L'Azerbaïdjan a officiellement reconnu qu'il détenait 23 prisonniers arméniens en dépit de l'obligation d'après-guerre de libérer tous les prisonniers de guerre et les détenus. Le ministre arménien des Affaires étrangères, Ararat Mirzoyan, avait précédemment qualifié le procès azéri de « procès fictif ». Parmi les détenus figurent d'anciens hauts responsables du Haut-Karabakh, les anciens présidents Bako Sahakyan, Arkady Ghukasyan et Arayik Harutyunyan, ainsi que l'ancien ministre d'État Ruben Vardanyan. Ils ont été arrêtés après l'offensive azérie de 2023 dans le Haut-Karabakh, qui a entraîné le déplacement forcé de toute la population arménienne de la région, soit plus de 100 000 personnes. Les anciens fonctionnaires font tous l'objet d'accusations fabriquées de toutes pièces dans le cadre de ce que de nombreux experts et fonctionnaires ont qualifié de simulacre de procès. Dans une déclaration, il a appelé les dirigeants mondiaux et la communauté internationale à intervenir.

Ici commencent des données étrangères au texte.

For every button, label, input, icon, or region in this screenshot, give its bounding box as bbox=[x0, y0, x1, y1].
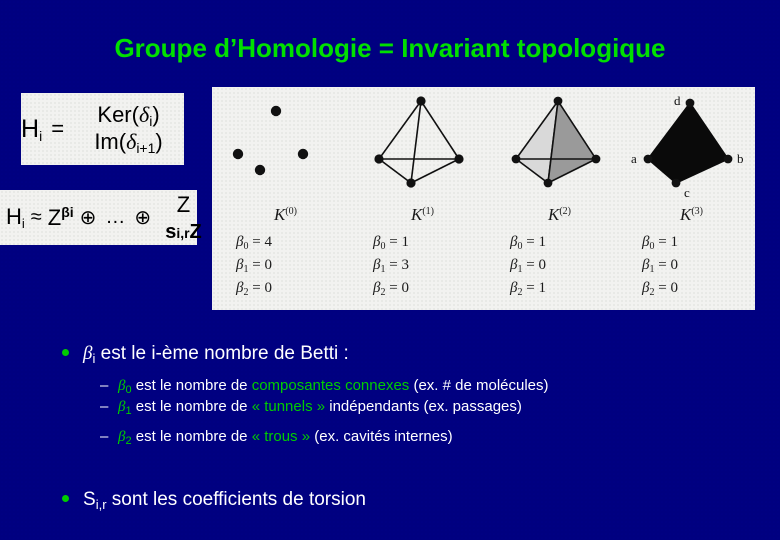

Vardanyan a nié toutes les accusations portées contre lui, qui comprennent le « financement du terrorisme » et l'« entrée illégale » au Karabakh. M. Vardanyan, ainsi que de nombreux experts, ont qualifié ces accusations de falsifications.
L'ancien procureur général de la Cour pénale internationale, Luis Moreno Ocampo, avait déjà qualifié ces accusations de bidon, soulignant que Bakou se servait de ces simulacres de procès pour dissimuler ses crimes au Haut-Karabakh.
Jared Genser, l'avocat de Vardanyan, a récemment déclaré que la santé de son client était en danger. Le médiateur arménien a appelé toutes les organisations de défense des droits de l'homme à intervenir après avoir reçu des rapports faisant état de tortures et de mauvais traitements infligés aux prisonniers arméniens dans la prison azerbaïdjanaise.